Kids and Money – Part II
In my last entry, I spent time on a few savvy tricks that parents can use to educate their younger kids to be smarter about money. The idea is not so much to turn them into money-saving automatons, but to start a learning curve. This time we are going to move up the ladder to older kids (middle and high school age).
In a 2006, the JumpStart Coalition for Personal Financial Literacy surveyed 5,000 high school seniors; the survey tested their ability to manage financial resources such as credit cards, insurance, retirement funds, and savings accounts. The average score was 52.4% – not so great on any bell-curve. This as we’re ready to push our kids out the door to college and, according to Nellie Mae (the nation’s largest maker of student loans); the average undergrad has $2,200 in credit card debt.
There is no doubt we are in an “interesting” time with the sub-prime issue continuing to plague our economy. I just heard a statistic that in the U.S., we now have less than 50% equity in our homes for the first time since the 1940’s. It seems to me that we see the government trying to aggressively fix the consequences of the sub-prime problem, but maybe we should spend some time on the idea of prevention; to me the issue is what we can do to teach our young people about how to use money wisely and grow into adults that understand the principles of basic personal finance.
When I was in high school (I graduated in 1986 to put perspective on this), the only exposure I got to personal finance was picking and tracking some individual stocks in my Economics class – that was it. In my thought process, it is the responsibility of schools to prepare students for the real world. I am not proposing that we replace core academic classes – but imagine if students left high school with a strong grasp on: how to balance a checkbook, student loans, credit cards (and the debt issue associated with them), and taxes. You could take this concept past what you need to know in college and also give them an education on investing, good debt vs. bad debt, financing a car, insurance needs, how to get a mortgage, credit scores, tracking expenses, and how to set up a budget.

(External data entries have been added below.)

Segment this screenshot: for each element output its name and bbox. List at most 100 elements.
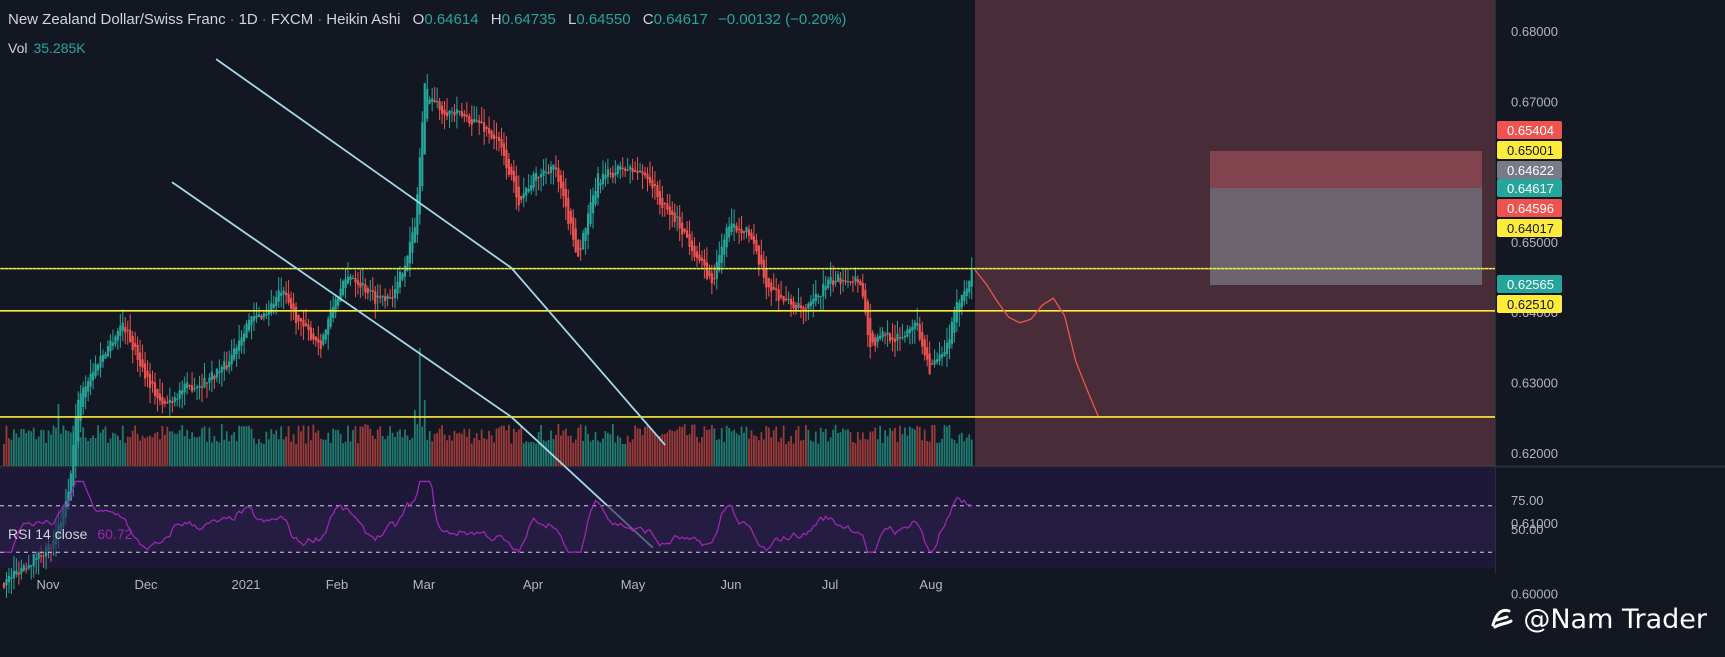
volume-bar <box>745 426 748 466</box>
candle-body <box>876 336 879 342</box>
candle-body <box>832 280 835 285</box>
candle-body <box>275 297 278 307</box>
candle-body <box>131 336 134 351</box>
volume-bar <box>218 442 221 466</box>
candle-body <box>195 386 199 389</box>
candle-body <box>579 248 582 250</box>
price-label-text: 0.64017 <box>1507 221 1554 236</box>
candle-body <box>418 157 421 215</box>
volume-bar <box>809 440 812 466</box>
candle-body <box>480 121 483 124</box>
candle-body <box>366 288 369 294</box>
candle-body <box>42 555 45 558</box>
volume-bar <box>770 437 773 466</box>
volume-bar <box>649 427 651 466</box>
candle-body <box>423 83 426 155</box>
candle-body <box>698 254 701 261</box>
volume-bar <box>369 428 372 466</box>
volume-bar <box>678 426 681 466</box>
candle-body <box>470 119 473 125</box>
projection-path[interactable] <box>974 269 1099 417</box>
candle-body <box>307 324 310 330</box>
candle-body <box>574 228 577 253</box>
candle-body <box>287 293 290 303</box>
volume-bar <box>567 436 570 466</box>
volume-bar <box>62 425 65 466</box>
candle-body <box>213 375 216 380</box>
volume-bar <box>102 429 104 466</box>
candle-body <box>891 337 894 340</box>
volume-bar <box>107 442 109 466</box>
volume-bar <box>238 425 241 466</box>
volume-bar <box>27 430 30 466</box>
candle-body <box>379 296 382 298</box>
volume-bar <box>295 443 297 466</box>
candle-body <box>807 303 810 309</box>
time-axis-tick: 2021 <box>232 577 261 592</box>
channel-lower-line[interactable] <box>171 181 654 549</box>
candle-body <box>688 234 691 247</box>
volume-bar <box>317 430 320 466</box>
volume-bar <box>740 426 743 466</box>
volume-bar <box>359 426 362 466</box>
candle-body <box>522 193 525 198</box>
candle-body <box>252 316 256 321</box>
candle-body <box>908 328 911 334</box>
volume-bar <box>611 424 614 466</box>
volume-bar <box>89 438 92 466</box>
volume-bar <box>904 427 906 466</box>
volume-bar <box>812 441 815 466</box>
volume-bar <box>616 435 619 466</box>
candle-body <box>913 322 916 329</box>
candle-body <box>72 444 75 487</box>
volume-bar <box>265 431 268 466</box>
volume-bar <box>644 426 646 466</box>
candle-body <box>547 172 550 174</box>
candle-body <box>294 306 298 324</box>
time-axis-tick: Dec <box>134 577 158 592</box>
volume-bar <box>10 439 13 466</box>
symbol-name[interactable]: New Zealand Dollar/Swiss Franc <box>8 11 226 28</box>
candle-body <box>822 283 825 297</box>
volume-bar <box>834 424 837 466</box>
volume-bar <box>866 439 869 466</box>
candle-body <box>188 385 191 387</box>
candle-body <box>450 111 454 113</box>
candle-body <box>641 171 644 175</box>
time-axis-tick: Mar <box>413 577 436 592</box>
interval[interactable]: 1D <box>238 11 258 28</box>
volume-bar <box>384 439 387 466</box>
volume-bar <box>891 430 894 466</box>
rsi-line[interactable] <box>4 480 972 554</box>
channel-upper-line[interactable] <box>215 58 666 446</box>
candle-body <box>953 311 956 333</box>
volume-bar <box>255 443 258 466</box>
volume-bar <box>352 430 354 466</box>
candle-body <box>616 165 619 174</box>
volume-bar <box>47 430 50 466</box>
candle-body <box>856 279 859 283</box>
candle-body <box>871 332 874 343</box>
candle-body <box>458 111 461 113</box>
volume-bar <box>646 424 649 466</box>
volume-bar <box>706 429 708 466</box>
candle-body <box>500 138 503 148</box>
candle-body <box>443 109 446 115</box>
volume-bar <box>453 430 456 466</box>
candle-body <box>814 293 817 302</box>
volume-bar <box>354 426 357 466</box>
volume-bar <box>248 425 250 466</box>
watermark-text: @Nam Trader <box>1523 604 1707 635</box>
volume-bar <box>728 427 731 466</box>
volume-bar <box>715 439 718 466</box>
candle-body <box>465 114 468 117</box>
volume-bar <box>97 425 99 466</box>
candle-body <box>745 226 748 232</box>
volume-bar <box>658 435 661 466</box>
volume-bar <box>144 438 146 466</box>
candle-body <box>955 302 958 323</box>
time-axis-tick: May <box>621 577 646 592</box>
candle-body <box>421 122 424 186</box>
candle-body <box>324 329 327 340</box>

We know that as we send our kids off to college, they are bombarded with temptation which can lead to financial hardship that can chase them their entire life. I also know that there are middle schools and high schools that do embrace personal financial literacy. I just believe, as I look around at the economy, that we could do more on the front end to help prevent bad decisions and integrate this idea of financial literacy into our education system.
As a sidebar, there is an excellent website, www.moneyinstructor.com that hits this concept square on the head with a tutorial approach.